La discusión sobre el futuro de la inspección técnica vehicular no debería limitarse a definir quién prestará el servicio. Para los conductores, el verdadero cambio debe sentirse en la experiencia diaria: conseguir una cita con facilidad, recibir información clara, encontrar criterios de inspección uniformes y contar con un sistema capaz de responder a la demanda. Esas son algunas de las principales mejoras que los usuarios esperan para el próximo modelo.
“Que conseguir una cita no sea una odisea” es una de las principales preocupaciones. Conductores consultados consideran que el sistema debe tener suficiente capacidad para que las personas puedan programar la inspección en un plazo razonable, sin tener que revisar constantemente la plataforma en busca de un espacio disponible.

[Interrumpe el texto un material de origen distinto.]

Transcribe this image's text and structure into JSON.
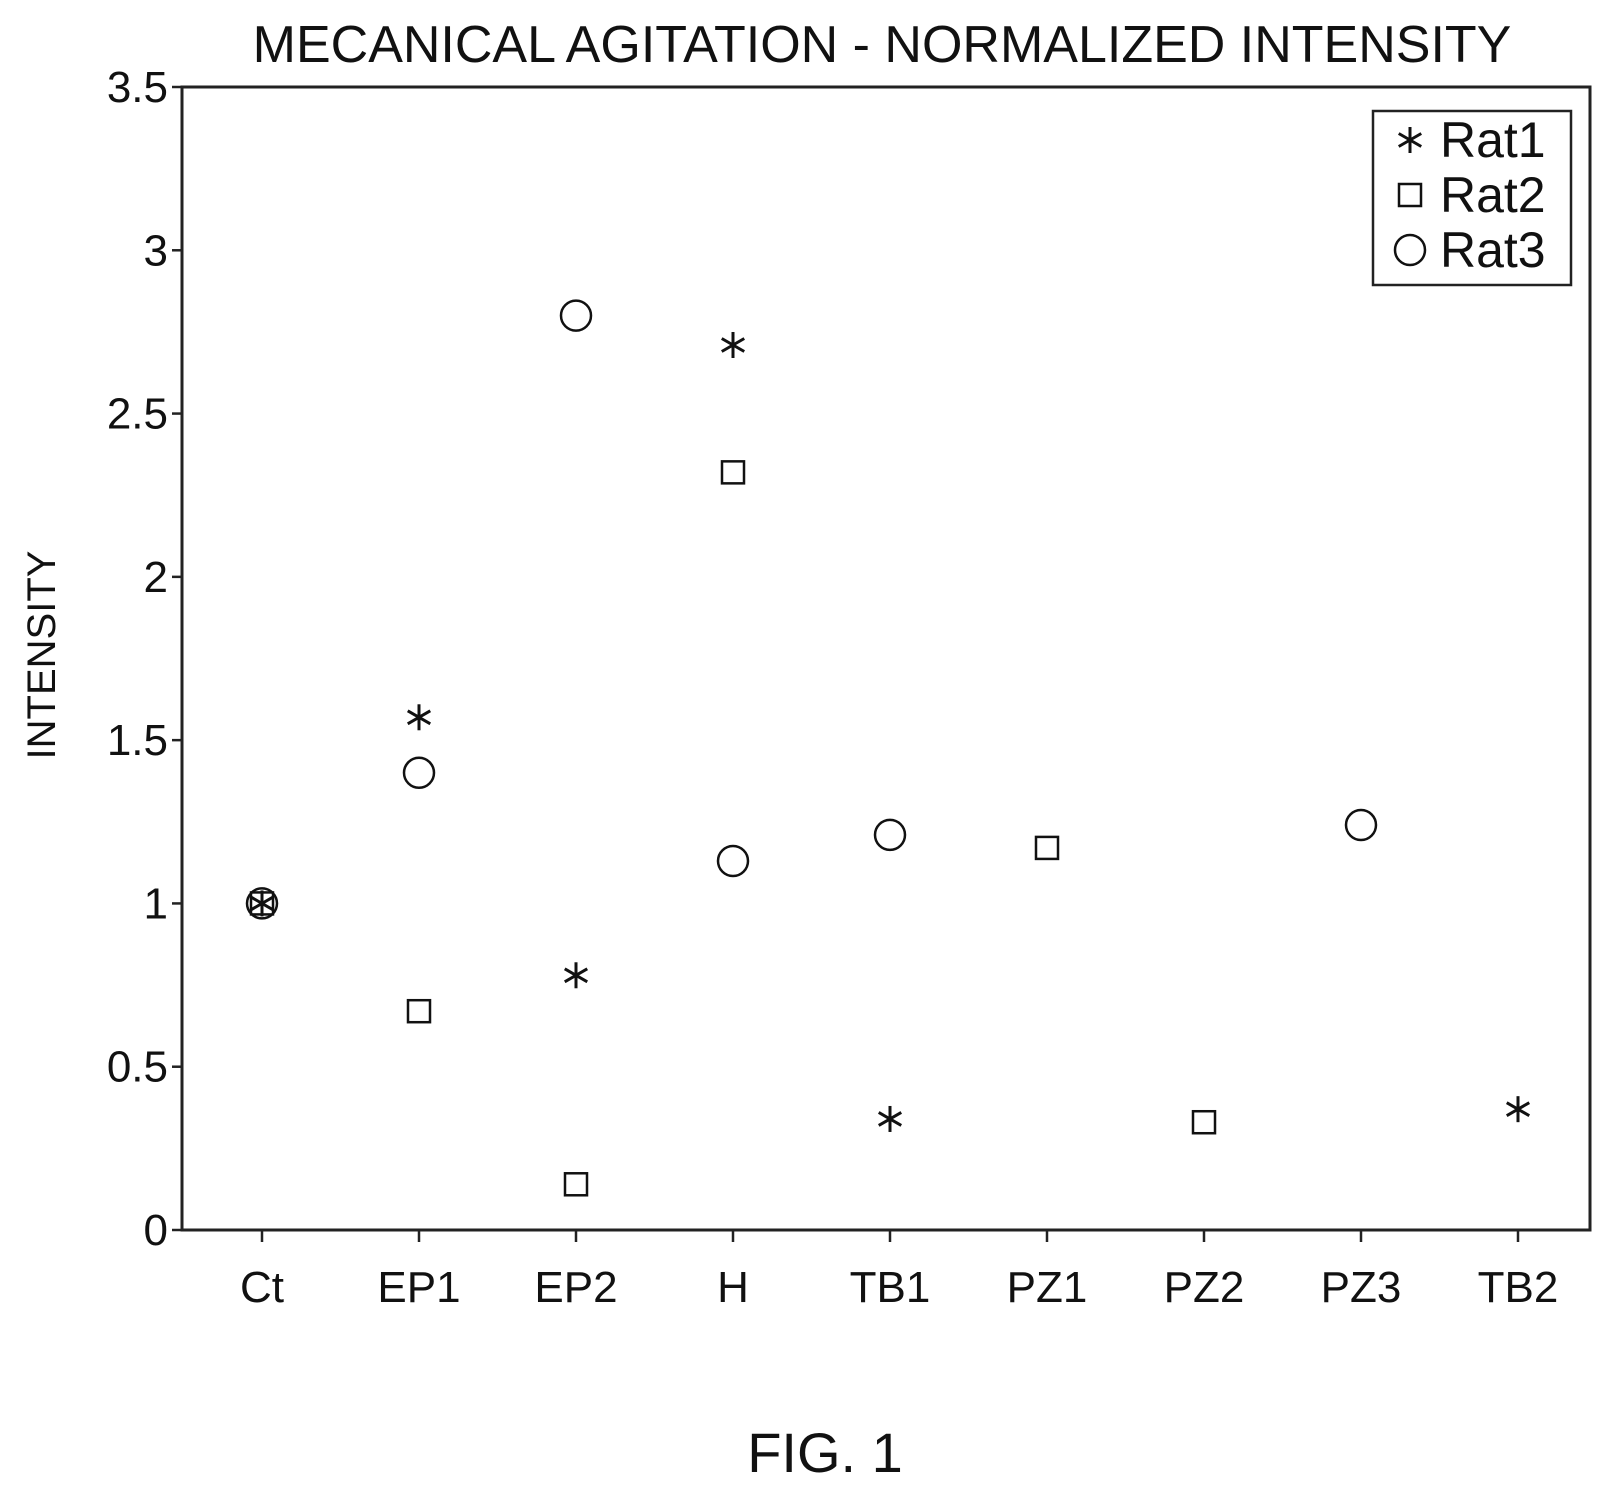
{
  "chart_data": {
    "type": "scatter",
    "title": "MECANICAL AGITATION - NORMALIZED INTENSITY",
    "xlabel": "",
    "ylabel": "INTENSITY",
    "categories": [
      "Ct",
      "EP1",
      "EP2",
      "H",
      "TB1",
      "PZ1",
      "PZ2",
      "PZ3",
      "TB2"
    ],
    "ylim": [
      0,
      3.5
    ],
    "yticks": [
      "0",
      "0.5",
      "1",
      "1.5",
      "2",
      "2.5",
      "3",
      "3.5"
    ],
    "grid": false,
    "legend_position": "top-right",
    "series": [
      {
        "name": "Rat1",
        "marker": "asterisk",
        "values": [
          1.0,
          1.57,
          0.78,
          2.71,
          0.34,
          null,
          null,
          null,
          0.37
        ]
      },
      {
        "name": "Rat2",
        "marker": "square",
        "values": [
          1.0,
          0.67,
          0.14,
          2.32,
          null,
          1.17,
          0.33,
          null,
          null
        ]
      },
      {
        "name": "Rat3",
        "marker": "circle",
        "values": [
          1.0,
          1.4,
          2.8,
          1.13,
          1.21,
          null,
          null,
          1.24,
          null
        ]
      }
    ]
  },
  "caption": "FIG. 1"
}
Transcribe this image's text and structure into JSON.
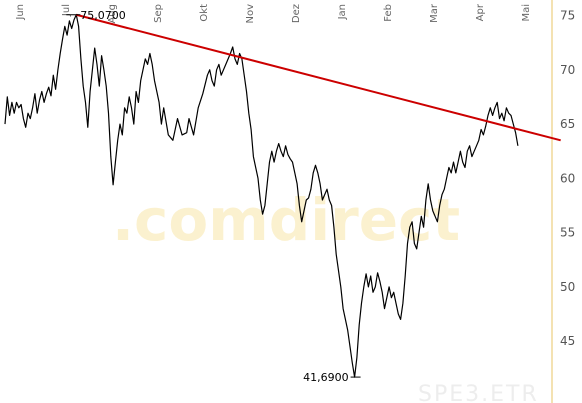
{
  "chart_data": {
    "type": "line",
    "title": "",
    "xlabel": "",
    "ylabel": "",
    "x_tick_labels": [
      "Jun",
      "Jul",
      "Aug",
      "Sep",
      "Okt",
      "Nov",
      "Dez",
      "Jan",
      "Feb",
      "Mar",
      "Apr",
      "Mai"
    ],
    "y_ticks": [
      45,
      50,
      55,
      60,
      65,
      70,
      75
    ],
    "ylim": [
      40.5,
      75.6
    ],
    "xlim": [
      0,
      12.08
    ],
    "grid": false,
    "legend": "none",
    "colors": {
      "price_line": "#000000",
      "trend_line": "#cc0000",
      "axis_line": "#f0d898"
    },
    "series": [
      {
        "values": [
          [
            0.0,
            65.0
          ],
          [
            0.05,
            67.5
          ],
          [
            0.1,
            65.8
          ],
          [
            0.15,
            67.0
          ],
          [
            0.2,
            66.0
          ],
          [
            0.25,
            67.0
          ],
          [
            0.3,
            66.5
          ],
          [
            0.35,
            66.8
          ],
          [
            0.4,
            65.5
          ],
          [
            0.45,
            64.7
          ],
          [
            0.5,
            66.0
          ],
          [
            0.55,
            65.5
          ],
          [
            0.6,
            66.5
          ],
          [
            0.65,
            67.8
          ],
          [
            0.7,
            66.0
          ],
          [
            0.75,
            67.2
          ],
          [
            0.8,
            68.0
          ],
          [
            0.85,
            67.0
          ],
          [
            0.9,
            67.8
          ],
          [
            0.95,
            68.4
          ],
          [
            1.0,
            67.6
          ],
          [
            1.05,
            69.5
          ],
          [
            1.1,
            68.2
          ],
          [
            1.15,
            70.0
          ],
          [
            1.2,
            71.5
          ],
          [
            1.25,
            72.8
          ],
          [
            1.3,
            74.0
          ],
          [
            1.35,
            73.2
          ],
          [
            1.4,
            74.5
          ],
          [
            1.45,
            73.8
          ],
          [
            1.5,
            74.6
          ],
          [
            1.55,
            75.07
          ],
          [
            1.6,
            74.0
          ],
          [
            1.65,
            71.0
          ],
          [
            1.7,
            68.5
          ],
          [
            1.75,
            67.0
          ],
          [
            1.8,
            64.7
          ],
          [
            1.85,
            68.0
          ],
          [
            1.9,
            70.0
          ],
          [
            1.95,
            72.0
          ],
          [
            2.0,
            70.5
          ],
          [
            2.05,
            68.5
          ],
          [
            2.1,
            71.3
          ],
          [
            2.15,
            70.0
          ],
          [
            2.2,
            68.5
          ],
          [
            2.25,
            66.0
          ],
          [
            2.3,
            62.0
          ],
          [
            2.35,
            59.4
          ],
          [
            2.4,
            61.5
          ],
          [
            2.45,
            63.5
          ],
          [
            2.5,
            65.0
          ],
          [
            2.55,
            64.0
          ],
          [
            2.6,
            66.5
          ],
          [
            2.65,
            66.0
          ],
          [
            2.7,
            67.5
          ],
          [
            2.75,
            66.5
          ],
          [
            2.8,
            65.0
          ],
          [
            2.85,
            68.0
          ],
          [
            2.9,
            67.0
          ],
          [
            2.95,
            69.0
          ],
          [
            3.0,
            70.0
          ],
          [
            3.05,
            71.0
          ],
          [
            3.1,
            70.5
          ],
          [
            3.15,
            71.5
          ],
          [
            3.2,
            70.5
          ],
          [
            3.25,
            69.0
          ],
          [
            3.3,
            68.0
          ],
          [
            3.35,
            67.0
          ],
          [
            3.4,
            65.0
          ],
          [
            3.45,
            66.5
          ],
          [
            3.55,
            64.0
          ],
          [
            3.65,
            63.5
          ],
          [
            3.75,
            65.5
          ],
          [
            3.85,
            64.0
          ],
          [
            3.95,
            64.2
          ],
          [
            4.0,
            65.5
          ],
          [
            4.1,
            64.0
          ],
          [
            4.2,
            66.5
          ],
          [
            4.3,
            67.8
          ],
          [
            4.4,
            69.5
          ],
          [
            4.45,
            70.0
          ],
          [
            4.5,
            69.0
          ],
          [
            4.55,
            68.5
          ],
          [
            4.6,
            70.0
          ],
          [
            4.65,
            70.5
          ],
          [
            4.7,
            69.5
          ],
          [
            4.8,
            70.5
          ],
          [
            4.9,
            71.5
          ],
          [
            4.95,
            72.1
          ],
          [
            5.0,
            71.0
          ],
          [
            5.05,
            70.5
          ],
          [
            5.1,
            71.5
          ],
          [
            5.15,
            71.0
          ],
          [
            5.2,
            69.5
          ],
          [
            5.25,
            68.0
          ],
          [
            5.3,
            66.0
          ],
          [
            5.35,
            64.5
          ],
          [
            5.4,
            62.0
          ],
          [
            5.45,
            61.0
          ],
          [
            5.5,
            60.0
          ],
          [
            5.55,
            58.0
          ],
          [
            5.6,
            56.7
          ],
          [
            5.65,
            57.5
          ],
          [
            5.7,
            59.5
          ],
          [
            5.75,
            61.5
          ],
          [
            5.8,
            62.5
          ],
          [
            5.85,
            61.5
          ],
          [
            5.9,
            62.5
          ],
          [
            5.95,
            63.2
          ],
          [
            6.0,
            62.5
          ],
          [
            6.05,
            62.0
          ],
          [
            6.1,
            63.0
          ],
          [
            6.15,
            62.2
          ],
          [
            6.2,
            61.8
          ],
          [
            6.25,
            61.5
          ],
          [
            6.3,
            60.5
          ],
          [
            6.35,
            59.5
          ],
          [
            6.4,
            57.5
          ],
          [
            6.45,
            56.0
          ],
          [
            6.5,
            57.0
          ],
          [
            6.55,
            58.0
          ],
          [
            6.6,
            58.2
          ],
          [
            6.65,
            59.0
          ],
          [
            6.7,
            60.5
          ],
          [
            6.75,
            61.2
          ],
          [
            6.8,
            60.5
          ],
          [
            6.85,
            59.5
          ],
          [
            6.9,
            58.0
          ],
          [
            6.95,
            58.5
          ],
          [
            7.0,
            59.0
          ],
          [
            7.05,
            58.0
          ],
          [
            7.1,
            57.5
          ],
          [
            7.15,
            55.5
          ],
          [
            7.2,
            53.0
          ],
          [
            7.25,
            51.5
          ],
          [
            7.3,
            50.0
          ],
          [
            7.35,
            48.0
          ],
          [
            7.4,
            47.0
          ],
          [
            7.45,
            46.0
          ],
          [
            7.5,
            44.5
          ],
          [
            7.55,
            43.0
          ],
          [
            7.6,
            41.69
          ],
          [
            7.65,
            43.5
          ],
          [
            7.7,
            46.5
          ],
          [
            7.75,
            48.5
          ],
          [
            7.8,
            50.0
          ],
          [
            7.85,
            51.2
          ],
          [
            7.9,
            50.0
          ],
          [
            7.95,
            51.0
          ],
          [
            8.0,
            49.5
          ],
          [
            8.05,
            50.0
          ],
          [
            8.1,
            51.3
          ],
          [
            8.15,
            50.5
          ],
          [
            8.2,
            49.5
          ],
          [
            8.25,
            48.0
          ],
          [
            8.3,
            49.0
          ],
          [
            8.35,
            50.0
          ],
          [
            8.4,
            49.0
          ],
          [
            8.45,
            49.5
          ],
          [
            8.5,
            48.5
          ],
          [
            8.55,
            47.5
          ],
          [
            8.6,
            47.0
          ],
          [
            8.65,
            48.5
          ],
          [
            8.7,
            51.0
          ],
          [
            8.75,
            54.0
          ],
          [
            8.8,
            55.5
          ],
          [
            8.85,
            56.0
          ],
          [
            8.9,
            54.0
          ],
          [
            8.95,
            53.5
          ],
          [
            9.0,
            55.0
          ],
          [
            9.05,
            56.5
          ],
          [
            9.1,
            55.5
          ],
          [
            9.15,
            58.0
          ],
          [
            9.2,
            59.5
          ],
          [
            9.25,
            58.0
          ],
          [
            9.3,
            57.0
          ],
          [
            9.35,
            56.5
          ],
          [
            9.4,
            56.0
          ],
          [
            9.45,
            57.5
          ],
          [
            9.5,
            58.5
          ],
          [
            9.55,
            59.0
          ],
          [
            9.6,
            60.0
          ],
          [
            9.65,
            61.0
          ],
          [
            9.7,
            60.5
          ],
          [
            9.75,
            61.5
          ],
          [
            9.8,
            60.5
          ],
          [
            9.85,
            61.5
          ],
          [
            9.9,
            62.5
          ],
          [
            9.95,
            61.5
          ],
          [
            10.0,
            61.0
          ],
          [
            10.05,
            62.5
          ],
          [
            10.1,
            63.0
          ],
          [
            10.15,
            62.0
          ],
          [
            10.2,
            62.5
          ],
          [
            10.25,
            63.0
          ],
          [
            10.3,
            63.5
          ],
          [
            10.35,
            64.5
          ],
          [
            10.4,
            64.0
          ],
          [
            10.45,
            64.8
          ],
          [
            10.5,
            65.8
          ],
          [
            10.55,
            66.5
          ],
          [
            10.6,
            65.8
          ],
          [
            10.65,
            66.5
          ],
          [
            10.7,
            67.0
          ],
          [
            10.75,
            65.5
          ],
          [
            10.8,
            66.0
          ],
          [
            10.85,
            65.3
          ],
          [
            10.9,
            66.5
          ],
          [
            10.95,
            66.0
          ],
          [
            11.0,
            65.8
          ],
          [
            11.05,
            65.0
          ],
          [
            11.1,
            64.2
          ],
          [
            11.15,
            63.0
          ]
        ]
      }
    ],
    "annotations": [
      {
        "label": "75,0700",
        "x": 1.55,
        "y": 75.07
      },
      {
        "label": "41,6900",
        "x": 7.6,
        "y": 41.69
      }
    ],
    "trend_line": {
      "start": [
        1.55,
        75.07
      ],
      "end": [
        12.08,
        63.5
      ]
    }
  },
  "watermark": {
    "brand": ".comdirect",
    "ticker": "SPE3.ETR"
  }
}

Otra de las solicitudes está relacionada con la claridad de los criterios de inspección. Los usuarios esperan recibir explicaciones precisas cuando un vehículo es rechazado y conocer qué debe corregirse antes de regresar a la revisión. Para muchos conductores, una comunicación más clara ayudaría a reducir dudas y evitaría que el proceso sea percibido como impredecible.
También existe expectativa por una mayor cobertura y modernización. Los ciudadanos consideran necesario contar con suficientes estaciones, equipos actualizados y herramientas tecnológicas que permitan agilizar el proceso. Para quienes utilizan el vehículo como herramienta de trabajo, reducir los tiempos de espera es especialmente importante, ya que una visita prolongada puede significar pérdida de tiempo e ingresos.